Most of us try to handle a mass of connections and browser tabs, and not just multiple websites or services, but multiple accounts for work, home, leisure and more. And while, of course, you can keep dozens of tabs open or multiple windows for each goal, consider one feature that has been built into your browser for a long time and can help: User Profiles.
Think of profiles as different identifiers that you can switch between. They collect all the usual browsing data (passwords, bookmarks, browsing history) and keep them in separate compartments. Perhaps the most obvious way to use them is to have one for work and one for personal business, but there are other uses as well.
If several people in a household share a computer, profiles are a good way to keep everyone’s browsing separate. But given how easy it is to switch between profiles, it’s probably best to use separate accounts in Windows or macOS, if you want privacy or security. But nothing stops you to use multiple profiles to keep things organized.
Here’s how to get profiles to work in Google Chrome, Microsoft Edge, and Mozilla Firefox. At this time, the feature is not available in Apple’s Safari.

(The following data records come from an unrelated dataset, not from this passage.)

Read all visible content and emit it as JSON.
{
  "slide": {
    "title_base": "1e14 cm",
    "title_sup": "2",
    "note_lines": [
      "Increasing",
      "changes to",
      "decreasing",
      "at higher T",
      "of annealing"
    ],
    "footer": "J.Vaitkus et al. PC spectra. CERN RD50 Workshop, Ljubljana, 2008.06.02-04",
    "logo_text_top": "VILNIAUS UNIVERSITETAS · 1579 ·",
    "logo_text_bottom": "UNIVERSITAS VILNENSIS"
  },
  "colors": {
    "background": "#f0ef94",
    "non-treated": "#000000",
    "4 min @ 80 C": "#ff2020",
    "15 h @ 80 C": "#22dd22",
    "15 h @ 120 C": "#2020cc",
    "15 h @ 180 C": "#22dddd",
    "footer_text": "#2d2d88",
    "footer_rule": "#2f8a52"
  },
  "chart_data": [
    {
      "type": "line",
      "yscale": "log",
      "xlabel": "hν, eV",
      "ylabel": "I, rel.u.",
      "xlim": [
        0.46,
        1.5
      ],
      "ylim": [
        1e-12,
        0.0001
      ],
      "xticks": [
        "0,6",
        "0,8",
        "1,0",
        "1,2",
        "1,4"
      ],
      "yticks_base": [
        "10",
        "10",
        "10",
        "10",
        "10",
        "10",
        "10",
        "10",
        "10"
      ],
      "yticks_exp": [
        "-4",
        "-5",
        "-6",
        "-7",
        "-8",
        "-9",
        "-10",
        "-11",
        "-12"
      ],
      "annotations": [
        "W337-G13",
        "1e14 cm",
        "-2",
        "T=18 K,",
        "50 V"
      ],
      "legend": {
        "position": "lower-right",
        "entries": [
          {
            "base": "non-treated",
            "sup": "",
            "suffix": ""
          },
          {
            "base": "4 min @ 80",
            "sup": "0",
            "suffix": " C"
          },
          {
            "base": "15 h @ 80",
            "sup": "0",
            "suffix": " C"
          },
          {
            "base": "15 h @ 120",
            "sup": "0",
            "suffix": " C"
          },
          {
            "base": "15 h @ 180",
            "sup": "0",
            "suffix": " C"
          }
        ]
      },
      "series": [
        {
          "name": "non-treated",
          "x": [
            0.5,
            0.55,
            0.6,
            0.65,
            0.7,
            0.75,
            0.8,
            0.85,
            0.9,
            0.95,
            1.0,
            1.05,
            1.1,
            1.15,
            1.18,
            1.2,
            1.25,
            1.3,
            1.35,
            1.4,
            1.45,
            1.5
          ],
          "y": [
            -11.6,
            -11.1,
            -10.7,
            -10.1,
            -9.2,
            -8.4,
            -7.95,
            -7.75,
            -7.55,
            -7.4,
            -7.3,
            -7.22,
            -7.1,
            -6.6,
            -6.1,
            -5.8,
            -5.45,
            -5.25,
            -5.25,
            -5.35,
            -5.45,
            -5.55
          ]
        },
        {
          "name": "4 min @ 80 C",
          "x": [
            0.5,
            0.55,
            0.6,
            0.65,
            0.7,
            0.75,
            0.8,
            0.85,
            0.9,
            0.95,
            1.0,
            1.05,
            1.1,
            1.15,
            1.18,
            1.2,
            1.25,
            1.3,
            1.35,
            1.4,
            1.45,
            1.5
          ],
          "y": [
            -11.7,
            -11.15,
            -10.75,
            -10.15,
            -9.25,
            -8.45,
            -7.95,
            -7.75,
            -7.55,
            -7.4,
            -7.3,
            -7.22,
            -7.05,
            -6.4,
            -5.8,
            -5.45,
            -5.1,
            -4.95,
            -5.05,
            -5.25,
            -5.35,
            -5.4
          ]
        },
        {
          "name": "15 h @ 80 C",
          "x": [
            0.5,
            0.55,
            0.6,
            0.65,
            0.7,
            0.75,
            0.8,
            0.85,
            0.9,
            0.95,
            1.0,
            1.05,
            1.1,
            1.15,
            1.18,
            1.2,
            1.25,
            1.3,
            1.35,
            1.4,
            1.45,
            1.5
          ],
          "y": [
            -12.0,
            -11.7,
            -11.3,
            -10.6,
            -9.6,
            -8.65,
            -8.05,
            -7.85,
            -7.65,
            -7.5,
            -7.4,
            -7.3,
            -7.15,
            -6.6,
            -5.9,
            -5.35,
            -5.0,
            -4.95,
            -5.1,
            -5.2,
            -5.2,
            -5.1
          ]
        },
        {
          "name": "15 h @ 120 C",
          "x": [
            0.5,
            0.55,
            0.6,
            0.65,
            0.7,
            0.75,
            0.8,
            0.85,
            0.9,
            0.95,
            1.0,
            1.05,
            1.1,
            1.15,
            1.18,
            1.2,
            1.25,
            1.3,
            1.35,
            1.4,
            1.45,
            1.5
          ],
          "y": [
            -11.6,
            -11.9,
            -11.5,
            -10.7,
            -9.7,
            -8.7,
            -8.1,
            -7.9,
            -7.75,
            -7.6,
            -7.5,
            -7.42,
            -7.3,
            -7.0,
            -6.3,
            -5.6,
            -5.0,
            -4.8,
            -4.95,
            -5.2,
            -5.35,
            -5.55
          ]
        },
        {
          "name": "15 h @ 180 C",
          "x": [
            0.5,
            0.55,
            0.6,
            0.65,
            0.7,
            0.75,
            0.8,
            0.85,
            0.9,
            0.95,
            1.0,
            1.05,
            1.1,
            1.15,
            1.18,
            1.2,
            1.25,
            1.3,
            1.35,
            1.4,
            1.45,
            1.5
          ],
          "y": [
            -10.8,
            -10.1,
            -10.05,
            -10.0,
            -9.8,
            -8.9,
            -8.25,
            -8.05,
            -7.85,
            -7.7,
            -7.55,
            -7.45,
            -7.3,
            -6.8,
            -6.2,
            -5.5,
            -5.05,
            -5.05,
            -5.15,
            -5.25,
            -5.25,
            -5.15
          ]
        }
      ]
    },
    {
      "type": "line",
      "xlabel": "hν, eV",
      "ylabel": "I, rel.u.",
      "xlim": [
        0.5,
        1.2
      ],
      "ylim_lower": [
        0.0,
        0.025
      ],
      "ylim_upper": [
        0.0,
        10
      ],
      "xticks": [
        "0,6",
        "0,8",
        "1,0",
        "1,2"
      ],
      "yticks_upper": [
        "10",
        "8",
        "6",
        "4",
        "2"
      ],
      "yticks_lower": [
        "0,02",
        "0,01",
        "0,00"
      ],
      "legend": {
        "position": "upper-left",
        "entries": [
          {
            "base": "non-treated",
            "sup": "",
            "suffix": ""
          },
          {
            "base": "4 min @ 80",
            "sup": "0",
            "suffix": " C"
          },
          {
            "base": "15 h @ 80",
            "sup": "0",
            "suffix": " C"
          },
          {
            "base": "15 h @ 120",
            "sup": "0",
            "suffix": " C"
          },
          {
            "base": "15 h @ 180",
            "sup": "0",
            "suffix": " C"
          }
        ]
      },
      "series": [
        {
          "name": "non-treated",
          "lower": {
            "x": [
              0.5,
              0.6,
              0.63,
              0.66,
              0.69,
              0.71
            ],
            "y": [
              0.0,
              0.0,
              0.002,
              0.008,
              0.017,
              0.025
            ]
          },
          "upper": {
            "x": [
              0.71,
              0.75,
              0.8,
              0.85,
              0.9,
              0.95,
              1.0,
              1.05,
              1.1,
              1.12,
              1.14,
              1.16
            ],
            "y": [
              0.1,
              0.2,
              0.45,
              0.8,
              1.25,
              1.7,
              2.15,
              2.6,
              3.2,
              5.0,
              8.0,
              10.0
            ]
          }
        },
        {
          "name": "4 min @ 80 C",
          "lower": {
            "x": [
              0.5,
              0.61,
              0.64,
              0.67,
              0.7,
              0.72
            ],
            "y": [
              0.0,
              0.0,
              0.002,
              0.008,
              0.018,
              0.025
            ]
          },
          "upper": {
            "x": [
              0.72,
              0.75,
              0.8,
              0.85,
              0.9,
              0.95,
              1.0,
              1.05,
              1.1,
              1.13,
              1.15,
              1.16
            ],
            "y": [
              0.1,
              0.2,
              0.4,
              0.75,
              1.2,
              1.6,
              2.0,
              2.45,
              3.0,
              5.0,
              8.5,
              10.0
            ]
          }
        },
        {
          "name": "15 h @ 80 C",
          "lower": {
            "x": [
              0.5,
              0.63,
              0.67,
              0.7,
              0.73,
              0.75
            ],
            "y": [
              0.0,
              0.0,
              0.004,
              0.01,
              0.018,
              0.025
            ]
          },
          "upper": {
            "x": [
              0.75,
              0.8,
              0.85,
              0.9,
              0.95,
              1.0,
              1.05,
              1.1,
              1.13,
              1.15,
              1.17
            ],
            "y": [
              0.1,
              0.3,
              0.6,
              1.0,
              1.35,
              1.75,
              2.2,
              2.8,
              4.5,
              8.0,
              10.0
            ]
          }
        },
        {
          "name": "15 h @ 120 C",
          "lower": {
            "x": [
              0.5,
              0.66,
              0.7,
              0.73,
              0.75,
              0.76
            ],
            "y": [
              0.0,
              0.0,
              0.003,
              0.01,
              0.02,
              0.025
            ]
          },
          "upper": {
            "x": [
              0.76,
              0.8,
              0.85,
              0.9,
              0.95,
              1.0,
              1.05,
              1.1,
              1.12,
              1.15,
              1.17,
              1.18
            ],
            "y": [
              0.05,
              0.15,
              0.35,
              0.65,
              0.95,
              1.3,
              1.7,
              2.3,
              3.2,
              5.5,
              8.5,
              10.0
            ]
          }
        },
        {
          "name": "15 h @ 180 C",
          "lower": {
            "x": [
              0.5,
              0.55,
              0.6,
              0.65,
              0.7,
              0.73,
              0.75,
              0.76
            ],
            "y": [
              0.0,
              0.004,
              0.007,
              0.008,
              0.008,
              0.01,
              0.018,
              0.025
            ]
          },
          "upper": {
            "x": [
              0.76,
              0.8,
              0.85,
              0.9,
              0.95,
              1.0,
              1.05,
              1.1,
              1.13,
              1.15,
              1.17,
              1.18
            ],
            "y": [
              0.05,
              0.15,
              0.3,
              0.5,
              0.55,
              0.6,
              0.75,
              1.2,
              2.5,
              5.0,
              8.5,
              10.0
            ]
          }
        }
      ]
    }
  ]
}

To add a new profile to Chrome, click on the profile icon in the upper right corner. How it looks will depend on how your browser is configured (it will display your current Google Account avatar if you’re signed in), but it’s the one immediately to the left of the three dots that lead to Google Chrome’s main menu.
Click on Add to start the process of creating a new profile: you will be asked to give the new profile a name and you will have to choose an image from the gallery provided. You then get a brand new Chrome window, with no history, no bookmarks, or anything else. It’s like you’ve just reinstalled Google Chrome for the first time.
You do not have to associate a Google account with this profile, but you can if you wish: just click again on the profile button (top right) and choose Activate synchronization. Once you have signed into your account, you can get all the passwords, browsing history, and other data associated with that Google Account. If you do not log in, this data is simply kept locally.